AI agents are transforming construction lending by automating the document-heavy draw request process that has bottlenecked financial institutions for decades. Built Technologies partnered with MightyBot to deploy the industry's first autonomous AI agent for construction loan administration, achieving 99%+ accuracy, 95% time reduction on draw reviews, and 10x increase in loan administrator throughput across 200+ financial institutions.
Construction lending is one of the most complex corners of financial services. Every construction loan generates dozens of draw requests over its lifetime. Each draw is a mini-investigation: lien waivers from every subcontractor, inspection reports, AIA payment applications, insurance certificates, change orders, and compliance documents — all arriving as multi-page PDF packets that must be validated against lender-specific policies before funds are released.
Before AI, this process was entirely manual. A single draw review took 90 minutes on average.

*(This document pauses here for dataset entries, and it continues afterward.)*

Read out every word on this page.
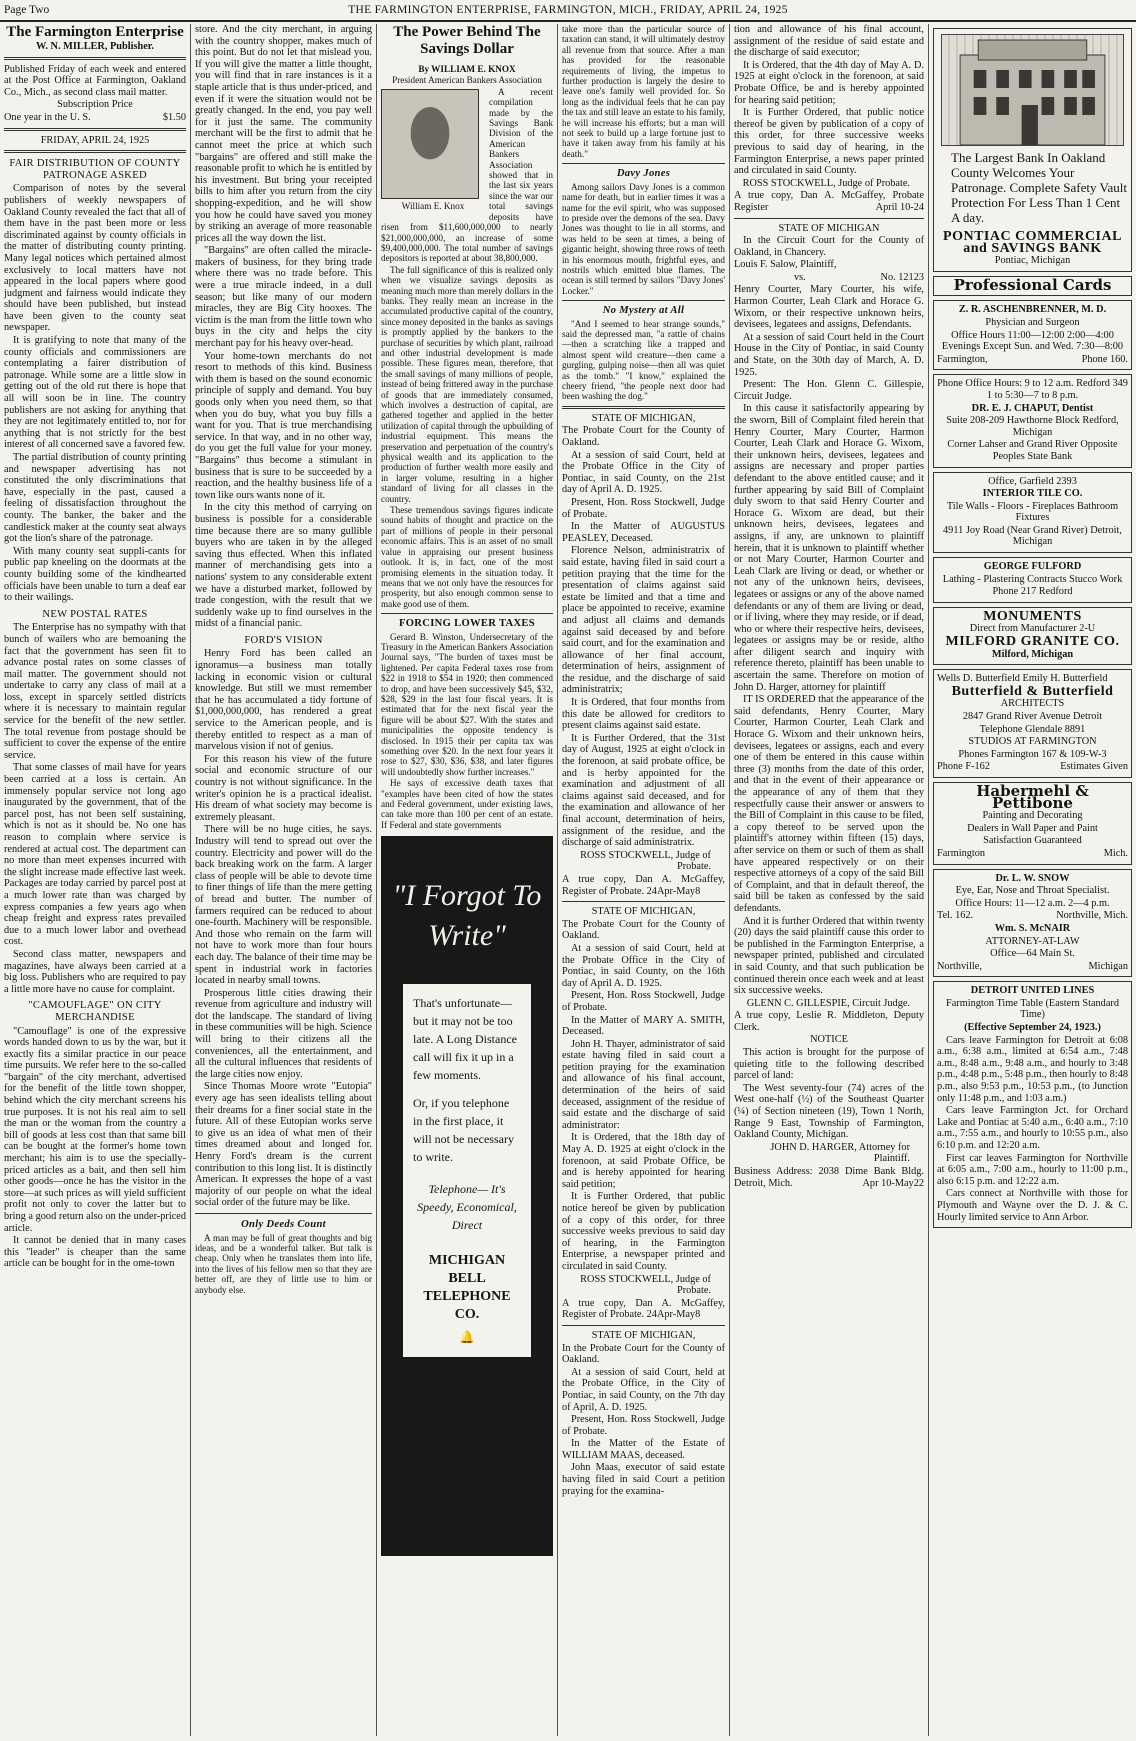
Page Two	THE FARMINGTON ENTERPRISE, FARMINGTON, MICH., FRIDAY, APRIL 24, 1925
The Farmington Enterprise

W. N. MILLER, Publisher.

Published Friday of each week and entered at the Post Office at Farmington, Oakland Co., Mich., as second class mail matter.

Subscription Price

One year in the U. S.	$1.50

FRIDAY, APRIL 24, 1925

FAIR DISTRIBUTION OF COUNTY PATRONAGE ASKED

Comparison of notes by the several publishers of weekly newspapers of Oakland County revealed the fact that all of them have in the past been more or less discriminated against by county officials in the matter of distributing county printing. Many legal notices which pertained almost exclusively to local matters have not appeared in the local papers where good judgment and fairness would indicate they should have been published, but instead have been given to the county seat newspaper.

It is gratifying to note that many of the county officials and commissioners are contemplating a fairer distribution of patronage. While some are a little slow in getting out of the old rut there is hope that all will soon be in line. The country publishers are not asking for anything that they are not legitimately entitled to, nor for anything that is not strictly for the best interest of all concerned save a favored few.

The partial distribution of county printing and newspaper advertising has not constituted the only discriminations that have, especially in the past, caused a feeling of dissatisfaction throughout the county. The banker, the baker and the candlestick maker at the county seat always got the lion's share of the patronage.

With many county seat suppli-cants for public pap kneeling on the doormats at the county building some of the kindhearted officials have been unable to turn a deaf ear to their wailings.

NEW POSTAL RATES

The Enterprise has no sympathy with that bunch of wailers who are bemoaning the fact that the government has seen fit to advance postal rates on some classes of mail matter. The government should not undertake to carry any class of mail at a loss, except in sparcely settled districts where it is necessary to maintain regular service for the benefit of the new settler. The total revenue from postage should be sufficient to cover the expense of the entire service.

That some classes of mail have for years been carried at a loss is certain. An immensely popular service not long ago inaugurated by the government, that of the parcel post, has not been self sustaining, which is not as it should be. No one has reason to complain where service is rendered at actual cost. The department can no more than meet expenses incurred with the slight increase made effective last week. Packages are today carried by parcel post at a much lower rate than was charged by express companies a few years ago when cheap freight and express rates prevailed due to a much lower labor and overhead cost.

Second class matter, newspapers and magazines, have always been carried at a big loss. Publishers who are required to pay a little more have no cause for complaint.

"CAMOUFLAGE" ON CITY MERCHANDISE

"Camouflage" is one of the expressive words handed down to us by the war, but it exactly fits a similar practice in our peace time pursuits. We refer here to the so-called "bargain" of the city merchant, advertised for the benefit of the little town shopper, behind which the city merchant screens his true purposes. It is not his real aim to sell the man or the woman from the country a bill of goods at less cost than that same bill can be bought at the former's home town merchant; his aim is to use the specially-priced articles as a bait, and then sell him other goods—once he has the visitor in the store—at such prices as will yield sufficient profit not only to cover the latter but to bring a good return also on the under-priced article.

It cannot be denied that in many cases this "leader" is cheaper than the same article can be bought for in the ome-town

store. And the city merchant, in arguing with the country shopper, makes much of this point. But do not let that mislead you. If you will give the matter a little thought, you will find that in rare instances is it a staple article that is thus under-priced, and even if it were the situation would not be greatly changed. In the end, you pay well for it just the same. The community merchant will be the first to admit that he cannot meet the price at which such "bargains" are offered and still make the reasonable profit to which he is entitled by his investment. But bring your receipted bills to him after you return from the city shopping-expedition, and he will show you how he could have saved you money by striking an average of more reasonable prices all the way down the list.

"Bargains" are often called the miracle-makers of business, for they bring trade where there was no trade before. This were a true miracle indeed, in a dull season; but like many of our modern miracles, they are Big City hooxes. The victim is the man from the little town who buys in the city and helps the city merchant pay for his heavy over-head.

Your home-town merchants do not resort to methods of this kind. Business with them is based on the sound economic principle of supply and demand. You buy goods only when you need them, so that when you do buy, what you buy fills a want for you. That is true merchandising service. In that way, and in no other way, do you get the full value for your money. "Bargains" thus become a stimulant in business that is sure to be succeeded by a reaction, and the healthy business life of a town like ours wants none of it.

In the city this method of carrying on business is possible for a considerable time because there are so many gullible buyers who are taken in by the alleged saving thus effected. When this inflated manner of merchandising gets into a nations' system to any considerable extent we have a disturbed market, followed by trade congestion, with the result that we suddenly wake up to find ourselves in the midst of a financial panic.

FORD'S VISION

Henry Ford has been called an ignoramus—a business man totally lacking in economic vision or cultural knowledge. But still we must remember that he has accumulated a tidy fortune of $1,000,000,000, has rendered a great service to the American people, and is thereby entitled to respect as a man of marvelous vision if not of genius.

For this reason his view of the future social and economic structure of our country is not without significance. In the writer's opinion he is a practical idealist. His dream of what society may become is extremely pleasant.

There will be no huge cities, he says. Industry will tend to spread out over the country. Electricity and power will do the back breaking work on the farm. A larger class of people will be able to devote time to finer things of life than the mere getting of bread and butter. The number of farmers required can be reduced to about one-fourth. Machinery will be responsible. And those who remain on the farm will not have to work more than four hours each day. The balance of their time may be spent in industrial work in factories located in nearby small towns.

Prosperous little cities drawing their revenue from agriculture and industry will dot the landscape. The standard of living in these communities will be high. Science will bring to their citizens all the conveniences, all the entertainment, and all the cultural influences that residents of the large cities now enjoy.

Since Thomas Moore wrote "Eutopia" every age has seen idealists telling about their dreams for a finer social state in the future. All of these Eutopian works serve to give us an idea of what men of their times dreamed about and longed for. Henry Ford's dream is the current contribution to this long list. It is distinctly American. It expresses the hope of a vast majority of our people on what the ideal social order of the future may be like.

Only Deeds Count

A man may be full of great thoughts and big ideas, and be a wonderful talker. But talk is cheap. Only when he translates them into life, into the lives of his fellow men so that they are better off, are they of little use to him or anybody else.

The Power Behind The Savings Dollar

By WILLIAM E. KNOX

President American Bankers Association

William E. Knox

A recent compilation made by the Savings Bank Division of the American Bankers Association showed that in the last six years since the war our total savings deposits have risen from $11,600,000,000 to nearly $21,000,000,000, an increase of some $9,400,000,000. The total number of savings depositors is reported at about 38,800,000.

The full significance of this is realized only when we visualize savings deposits as meaning much more than merely dollars in the banks. They really mean an increase in the accumulated productive capital of the country, since money deposited in the banks as savings is promptly applied by the bankers to the purchase of securities by which plant, railroad and other industrial development is made possible. These figures mean, therefore, that the small savings of many millions of people, instead of being frittered away in the purchase of goods that are immediately consumed, which involves a destruction of capital, are gathered together and applied in the better utilization of capital through the upbuilding of industrial equipment. This means the preservation and perpetuation of the country's physical wealth and its application to the production of further wealth more easily and in larger volume, resulting in a higher standard of living for all classes in the country.

These tremendous savings figures indicate sound habits of thought and practice on the part of millions of people in their personal economic affairs. This is an asset of no small value in appraising our present business outlook. It is, in fact, one of the most promising elements in the situation today. It means that we not only have the resources for prosperity, but also enough common sense to make good use of them.

FORCING LOWER TAXES

Gerard B. Winston, Undersecretary of the Treasury in the American Bankers Association Journal says, "The burden of taxes must be lightened. Per capita Federal taxes rose from $22 in 1918 to $54 in 1920; then commenced to drop, and have been successively $45, $32, $28, $29 in the last four fiscal years. It is estimated that for the next fiscal year the figure will be about $27. With the states and municipalities the opposite tendency is disclosed. In 1915 their per capita tax was something over $20. In the next four years it rose to $27, $30, $36, $38, and later figures will undoubtedly show further increases."

He says of excessive death taxes that "examples have been cited of how the states and Federal government, under existing laws, can take more than 100 per cent of an estate. If Federal and state governments

"I Forgot To Write"

That's unfortunate—but it may not be too late. A Long Distance call will fix it up in a few moments.

Or, if you telephone in the first place, it will not be necessary to write.

Telephone— It's Speedy, Economical, Direct

MICHIGAN BELL TELEPHONE CO.

🔔

take more than the particular source of taxation can stand, it will ultimately destroy all revenue from that source. After a man has provided for the reasonable requirements of living, the impetus to further production is largely the desire to leave one's family well provided for. So long as the individual feels that he can pay the tax and still leave an estate to his family, he will increase his efforts; but a man will not seek to build up a large fortune just to have it taken away from his family at his death."

Davy Jones

Among sailors Davy Jones is a common name for death, but in earlier times it was a name for the evil spirit, who was supposed to preside over the demons of the sea. Davy Jones was thought to lie in all storms, and was held to be seen at times, a being of gigantic height, showing three rows of teeth in his enormous mouth, frightful eyes, and nostrils which emitted blue flames. The ocean is still termed by sailors "Davy Jones' Locker."

No Mystery at All

"And I seemed to hear strange sounds," said the depressed man, "a rattle of chains—then a scratching like a trapped and almost spent wild creature—then came a gurgling, gulping noise—then all was quiet as the tomb." "I know," explained the cheery friend, "the people next door had been washing the dog."

STATE OF MICHIGAN,

The Probate Court for the County of Oakland.

At a session of said Court, held at the Probate Office in the City of Pontiac, in said County, on the 21st day of April A. D. 1925.

Present, Hon. Ross Stockwell, Judge of Probate.

In the Matter of AUGUSTUS PEASLEY, Deceased.

Florence Nelson, administratrix of said estate, having filed in said court a petition praying that the time for the presentation of claims against said estate be limited and that a time and place be appointed to receive, examine and adjust all claims and demands against said deceased by and before said court, and for the examination and allowance of her final account, determination of heirs, assignment of the residue, and the discharge of said administratrix;

It is Ordered, that four months from this date be allowed for creditors to present claims against said estate.

It is Further Ordered, that the 31st day of August, 1925 at eight o'clock in the forenoon, at said probate office, be and is herby appointed for the examination and adjustment of all claims against said deceased, and for the examination and allowance of her final account, determination of heirs, assignment of the residue, and the discharge of said administratrix.

ROSS STOCKWELL, Judge of Probate.

A true copy, Dan A. McGaffey, Register of Probate. 24Apr-May8

STATE OF MICHIGAN,

The Probate Court for the County of Oakland.

At a session of said Court, held at the Probate Office in the City of Pontiac, in said County, on the 16th day of April A. D. 1925.

Present, Hon. Ross Stockwell, Judge of Probate.

In the Matter of MARY A. SMITH, Deceased.

John H. Thayer, administrator of said estate having filed in said court a petition praying for the examination and allowance of his final account, determination of the heirs of said deceased, assignment of the residue of said estate and the discharge of said administrator:

It is Ordered, that the 18th day of May A. D. 1925 at eight o'clock in the forenoon, at said Probate Office, be and is hereby appointed for hearing said petition;

It is Further Ordered, that public notice hereof be given by publication of a copy of this order, for three successive weeks previous to said day of hearing, in the Farmington Enterprise, a newspaper printed and circulated in said County.

ROSS STOCKWELL, Judge of Probate.

A true copy, Dan A. McGaffey, Register of Probate. 24Apr-May8

STATE OF MICHIGAN,

In the Probate Court for the County of Oakland.

At a session of said Court, held at the Probate Office, in the City of Pontiac, in said County, on the 7th day of April, A. D. 1925.

Present, Hon. Ross Stockwell, Judge of Probate.

In the Matter of the Estate of WILLIAM MAAS, deceased.

John Maas, executor of said estate having filed in said Court a petition praying for the examina-

tion and allowance of his final account, assignment of the residue of said estate and the discharge of said executor;

It is Ordered, that the 4th day of May A. D. 1925 at eight o'clock in the forenoon, at said Probate Office, be and is hereby appointed for hearing said petition;

It is Further Ordered, that public notice thereof be given by publication of a copy of this order, for three successive weeks previous to said day of hearing, in the Farmington Enterprise, a news paper printed and circulated in said County.

ROSS STOCKWELL, Judge of Probate.

A true copy, Dan A. McGaffey, Probate Register	April 10-24

STATE OF MICHIGAN

In the Circuit Court for the County of Oakland, in Chancery.

Louis F. Salow, Plaintiff,

vs.	No. 12123

Henry Courter, Mary Courter, his wife, Harmon Courter, Leah Clark and Horace G. Wixom, or their respective unknown heirs, devisees, legatees and assigns, Defendants.

At a session of said Court held in the Court House in the City of Pontiac, in said County and State, on the 30th day of March, A. D. 1925.

Present: The Hon. Glenn C. Gillespie, Circuit Judge.

In this cause it satisfactorily appearing by the sworn, Bill of Complaint filed herein that Henry Courter, Mary Courter, Harmon Courter, Leah Clark and Horace G. Wixom, their unknown heirs, devisees, legatees and assigns are necessary and proper parties defendant to the above entitled cause; and it further appearing by said Bill of Complaint duly sworn to that said Henry Courter and Horace G. Wixom are dead, but their unknown heirs, devisees, legatees and assigns, if any, are unknown to plaintiff herein, that it is unknown to plaintiff whether or not Mary Courter, Harmon Courter and Leah Clark are living or dead, or whether or not any of the unknown heirs, devisees, legatees or assigns or any of the above named defendants or any of them are living or dead, or if living, where they may reside, or if dead, who or where their respective heirs, devisees, legatees or assigns may be or reside, altho after diligent search and inquiry with reference thereto, plaintiff has been unable to ascertain the same. Therefore on motion of John D. Harger, attorney for plaintiff

IT IS ORDERED that the appearance of the said defendants, Henry Courter, Mary Courter, Harmon Courter, Leah Clark and Horace G. Wixom and their unknown heirs, devisees, legatees or assigns, each and every one of them be entered in this cause within three (3) months from the date of this order, and that in the event of their appearance or the appearance of any of them that they respectfully cause their answer or answers to the Bill of Complaint in this cause to be filed, a copy thereof to be served upon the plaintiff's attorney within fifteen (15) days, after service on them or such of them as shall have appeared respectively or on their respective attorneys of a copy of the said Bill of Complaint, and that in default thereof, the said bill be taken as confessed by the said defendants.

And it is further Ordered that within twenty (20) days the said plaintiff cause this order to be published in the Farmington Enterprise, a newspaper printed, published and circulated in said County, and that such publication be continued therein once each week and at least six successive weeks.

GLENN C. GILLESPIE, Circuit Judge.

A true copy, Leslie R. Middleton, Deputy Clerk.

NOTICE

This action is brought for the purpose of quieting title to the following described parcel of land:

The West seventy-four (74) acres of the West one-half (½) of the Southeast Quarter (¼) of Section nineteen (19), Town 1 North, Range 9 East, Township of Farmington, Oakland County, Michigan.

JOHN D. HARGER, Attorney for Plaintiff.

Business Address: 2038 Dime Bank Bldg. Detroit, Mich.	Apr 10-May22

The Largest Bank In Oakland County Welcomes Your Patronage. Complete Safety Vault Protection For Less Than 1 Cent A day.

PONTIAC COMMERCIAL and SAVINGS BANK

Pontiac, Michigan

Professional Cards

Z. R. ASCHENBRENNER, M. D.

Physician and Surgeon

Office Hours 11:00—12:00 2:00—4:00 Evenings Except Sun. and Wed. 7:30—8:00

Farmington,	Phone 160.

Phone Office Hours: 9 to 12 a.m. Redford 349 1 to 5:30—7 to 8 p.m.

DR. E. J. CHAPUT, Dentist

Suite 208-209 Hawthorne Block Redford, Michigan

Corner Lahser and Grand River Opposite Peoples State Bank

Office, Garfield 2393

INTERIOR TILE CO.

Tile Walls - Floors - Fireplaces Bathroom Fixtures

4911 Joy Road (Near Grand River) Detroit, Michigan

GEORGE FULFORD

Lathing - Plastering Contracts Stucco Work

Phone 217 Redford

MONUMENTS

Direct from Manufacturer 2-U

MILFORD GRANITE CO.

Milford, Michigan

Wells D. Butterfield Emily H. Butterfield

Butterfield & Butterfield

ARCHITECTS

2847 Grand River Avenue Detroit

Telephone Glendale 8891

STUDIOS AT FARMINGTON

Phones Farmington 167 & 109-W-3

Phone F-162	Estimates Given

Habermehl & Pettibone

Painting and Decorating

Dealers in Wall Paper and Paint

Satisfaction Guaranteed

Farmington	Mich.

Dr. L. W. SNOW

Eye, Ear, Nose and Throat Specialist.

Office Hours: 11—12 a.m. 2—4 p.m.

Tel. 162.	Northville, Mich.

Wm. S. McNAIR

ATTORNEY-AT-LAW

Office—64 Main St.

Northville,	Michigan

DETROIT UNITED LINES

Farmington Time Table (Eastern Standard Time)

(Effective September 24, 1923.)

Cars leave Farmington for Detroit at 6:08 a.m., 6:38 a.m., limited at 6:54 a.m., 7:48 a.m., 8:48 a.m., 9:48 a.m., and hourly to 3:48 p.m., 4:48 p.m., 5:48 p.m., then hourly to 8:48 p.m., also 9:53 p.m., 10:53 p.m., (to Junction only 11:48 p.m., and 1:03 a.m.)

Cars leave Farmington Jct. for Orchard Lake and Pontiac at 5:40 a.m., 6:40 a.m., 7:10 a.m., 7:55 a.m., and hourly to 10:55 p.m., also 6:10 p.m. and 12:20 a.m.

First car leaves Farmington for Northville at 6:05 a.m., 7:00 a.m., hourly to 11:00 p.m., also 6:15 p.m. and 12:22 a.m.

Cars connect at Northville with those for Plymouth and Wayne over the D. J. & C. Hourly limited service to Ann Arbor.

Loan administrators toggled between documents, spreadsheets, and loan management systems, checking each line item against lending policies, calculating retainage, verifying insurance coverage dates, and cross-referencing contractor information. The work was repetitive but high-stakes — a missed lien waiver could expose a lender to millions in liability.
Draw requests are uniquely challenging for automation. Unlike standardized invoices or purchase orders, construction draw packages are multi-document packets with variable formats. A single draw might include 15-30 pages spanning 5-8 distinct document types, each requiring different validation logic.
The documents themselves are messy. Lien waivers come in conditional and unconditional forms with state-specific legal requirements. AIA G702/G703 forms contain nested line items with mathematical relationships (original contract + change orders = current contract value). Inspection reports mix narrative observations with percentage-complete assessments. Insurance certificates require cross-referencing policy numbers, coverage amounts, and expiration dates against loan requirements.
Traditional automation approaches — RPA, basic OCR, rule-based workflows — fail here. RPA breaks when document layouts change. Basic OCR cannot distinguish between a conditional and unconditional lien waiver or interpret handwritten inspection notes. Rule-based systems cannot handle the judgment calls that loan administrators make dozens of times per review.
This is exactly the kind of problem policy-driven AI was designed to solve.
When Built Technologies and MightyBot designed Draw Agent, they rejected the common approach of replacing existing systems. Instead, they built what Thomas Schlegel, Built's VP of Engineering, calls an "AI exoskeleton" — intelligent automation that wraps around Built's existing loan management platform without requiring re-architecture.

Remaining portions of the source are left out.